Over on the tax prof blog Paul Caron has posted an article about reduced teaching loads to keep star faculty from leaving. The idea is how odd it is to reward stars by reducing the amount of time they spend with students. The article does not focus on law profs and seems to be more generally about departments in which important research takes place. (so obviously not about law profs).

It does raise the question of what it means to be a star in legal education. I have heard the term "star" used quite a bit. There are stars and rising stars. "Rising star" is one of the favorites among those writing tenure review letters.

The notion of a star means a star in the terrarium of law professors. I think it means being at a fancy school and being cited a lot. Of course citations come to those at fancy schools so it is more a commentary on the school than the individual. The problem with the label "star" is that it is a bit like being the star on the chili cook-off circuit. No one cares but a very small group of people who rank people on an unknown scale. But then chili recipes are not fungible while law professors are so I am not sure the term star is even applicable. Any one of us could be kidnapped by aliens and only a small group of people would notice the difference.

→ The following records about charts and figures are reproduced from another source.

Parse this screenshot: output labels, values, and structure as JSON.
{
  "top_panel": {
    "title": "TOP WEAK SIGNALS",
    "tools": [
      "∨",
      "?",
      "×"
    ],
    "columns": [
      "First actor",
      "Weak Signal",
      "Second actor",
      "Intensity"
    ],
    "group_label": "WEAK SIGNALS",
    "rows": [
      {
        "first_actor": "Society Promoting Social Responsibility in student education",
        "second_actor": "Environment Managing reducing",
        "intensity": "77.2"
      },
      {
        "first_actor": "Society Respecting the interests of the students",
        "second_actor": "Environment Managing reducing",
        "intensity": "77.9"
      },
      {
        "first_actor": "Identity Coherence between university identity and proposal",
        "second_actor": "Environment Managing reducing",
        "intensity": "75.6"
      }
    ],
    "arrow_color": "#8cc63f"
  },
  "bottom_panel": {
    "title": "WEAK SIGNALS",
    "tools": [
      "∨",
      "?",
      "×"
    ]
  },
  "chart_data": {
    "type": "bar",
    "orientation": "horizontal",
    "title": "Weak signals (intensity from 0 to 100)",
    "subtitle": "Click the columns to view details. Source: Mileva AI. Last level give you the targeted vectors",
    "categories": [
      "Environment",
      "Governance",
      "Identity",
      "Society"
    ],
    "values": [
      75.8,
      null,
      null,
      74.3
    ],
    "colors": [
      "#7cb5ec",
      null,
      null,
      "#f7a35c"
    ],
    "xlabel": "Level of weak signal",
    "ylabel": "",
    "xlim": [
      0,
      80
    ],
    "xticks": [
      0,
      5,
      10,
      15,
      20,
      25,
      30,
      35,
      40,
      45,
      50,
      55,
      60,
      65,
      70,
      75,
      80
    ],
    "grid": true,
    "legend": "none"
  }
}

There are faculty stars. These are the people who teach 12 hours and 200 students, write an article every year or so about something relevant, advise students, do committee work, and are always ready to read a manuscript.  There are very few of these stars. Interestingly, being a star on your faculty means there is no chance you will be a star in the law prof terrarium. Plus, can someone be a star simply by putting in a day's work? I would not think so but in a world of reduced teaching loads, directorships, and vanity courses, it is hard to find an honest day's work.

I remember the first time I heard someone use the term "star" in the context of law professors. My first thought was "this is delusional" but I suppose that goes hand in hand with the puffed up sense of importance that pervades the profession.